Part I Introduction to a problem
Remember how in the last lesson we mentioned that in a digital camera, the light after passing through a lens gets transformed into long array of digits, which describes what was in front of the camera the moment picture was taken? It is just a part of the story - particularly, the part about capturing and storing an image. Sometimes that is exactly what we want and nothing else - to snap a picture and store it/share it with our friends online. But what if we want to alter the digital image (for example by adding fake mustache to our selfie) or extract information from an image to control a self-driving car or robot manipulator - or a robotic dog, for that matter. How can we do it?
Part II Explaining the knowledge
Enter Computer Vision
Computer vision is the field of computer science that focuses on replicating parts of the complexity of the human vision systems and enabling computers to identify and process objects in images and videos in the same way that humans (or other animals) do.
Early experiments in computer vision started in the 1950s and it was first put to use commercially to distinguish between typed and handwritten text by the1970s, today the applications for computer vision have grown exponentially.
Early computer vision application relied on hand-written algorithms to perform the tasks. Hand-written here means that the algorithm for each task must have been thought and implemented by a highly-skilled engineer. And even then, due to complexity of visual perception, many of these algorithms(examples include SIFT feature extractor, Haar cascades, Hough line transform and others) were fragile to environment changes.
What really changed the field of Computer Vision is a technique that allowed machines to learn how to distinguish objects in the images by themselves from vast amounts of data. In above picture (a) corresponds to traditional computer vision approach and (b) is Deep Learning Computer Vision.
Machine Learning and Deep Learning
Until recently, computer vision only worked in limited capacity. In the 1980s, French computer scientist Yan LeCun introduced the convolutional neural network (CNN). A CNN comprises multiple layers of artificial neurons, mathematical components that roughly imitate the workings of their biological counterparts.

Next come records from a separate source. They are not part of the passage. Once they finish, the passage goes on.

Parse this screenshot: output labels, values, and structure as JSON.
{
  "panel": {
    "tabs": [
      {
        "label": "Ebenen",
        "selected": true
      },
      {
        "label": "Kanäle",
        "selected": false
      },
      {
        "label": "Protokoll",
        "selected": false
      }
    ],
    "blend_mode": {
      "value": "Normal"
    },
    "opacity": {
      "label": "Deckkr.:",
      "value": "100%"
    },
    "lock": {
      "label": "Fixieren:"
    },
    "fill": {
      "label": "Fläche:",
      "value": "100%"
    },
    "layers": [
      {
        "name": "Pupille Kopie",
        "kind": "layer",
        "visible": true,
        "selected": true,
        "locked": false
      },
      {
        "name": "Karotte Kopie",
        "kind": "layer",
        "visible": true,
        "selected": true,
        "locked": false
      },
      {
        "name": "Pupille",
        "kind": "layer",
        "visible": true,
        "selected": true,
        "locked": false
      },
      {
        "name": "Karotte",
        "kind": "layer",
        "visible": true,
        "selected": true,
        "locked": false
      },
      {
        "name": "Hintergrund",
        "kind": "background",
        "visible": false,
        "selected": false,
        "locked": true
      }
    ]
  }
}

When a convolutional neural network processes an image, each of its layers extracts specific features from the pixels. The first layer detects very basic things, such as vertical and horizontal edges. As you move deeper into the neural network, the layers detect more-complex features, including corners and shapes. The final layers of the CNN detect specific things such as faces, doors, and cars.
The output layer of the CNN provides a table of numerical values representing the probability that a specific object was discovered in the image. LeCun’s convolutional neural networks were brilliant and showed a lot of promise, but they were held back by a serious problem: Tuning and using them required huge amounts of data and computation resources that weren’t available at the time.
In 2012, AI researchers from Toronto developed AlexNet, a convolutional neural network that dominated in the popular ImageNet image-recognition competition. AlexNet’s victory showed that given the increasing availability of data and compute resources, maybe it was time to revisit CNNs. The event revived interest in CNNs and triggered a revolution in deep learning, the branch of machine learning that involves the use of multi-layered artificial neural networks.
Part III Solving a problem
Task 1: Detect a presence of a person
For the first task we’re going to use Vision sensor to detect presence of a person.The following code will make BIttle to joyfully step in place if it “sees” a person and return back to standing posture if the person is gone.
Connect Vision sensor to Bittle mainboard Grove I2c socket and upload the following code (you can find Vision sensor detected person block in Grove I2C category):
6-1
Task 2: Make Bittle follow a ball left and right with head servo
Let’s use Bittle’s pan head servo and Vision sensor to track an orange ping-pong ball left to right and back. First we determine ball’s center x-coordinate and save it into a variable. If coordinate returned is -1, it means no ball found, so our robot doesn’t need to do anything. If there is a ball detected, then we move Head servo to 40 - ball’s center x-coordinate degree. 40 is the center of our Vision sensor image, so if ball’s x-center x-coordinate is 40 we set servo angle to 0(dead center). Otherwise we move it in appropriate direction to offset angle.
6-2
Use an orange ping-pong ball or other round object of orange color to test the above code:
Task 3: Make BIttle follow a ball up and down with front legs
Next task is going to be a big more challenging - make our robot follow ball up and down by changing the angle of front feet servos. You might have noticed that in previous code example servo movement can be too sudden - in order to improve this and smoothen the motion, we employ different algorithm here.
First we make BIttle go into sitting pose and straighten up front shoulder joints. Then we receive ball center y-axis value and if it is lower or equals 42, add 1 to leg_angle variable. If it is higher or equals than 48 we subtract 1 from leg_angle variable. Then we constrain leg_angle variable between 90 and -30 and finally move servos 12 and 13 (front feet) to leg_angle angle.
6-3
Part IV Expanding the knowledge
Combine code 2 and code 3 to make a program allowing Bittle follow ball left and right, up and down.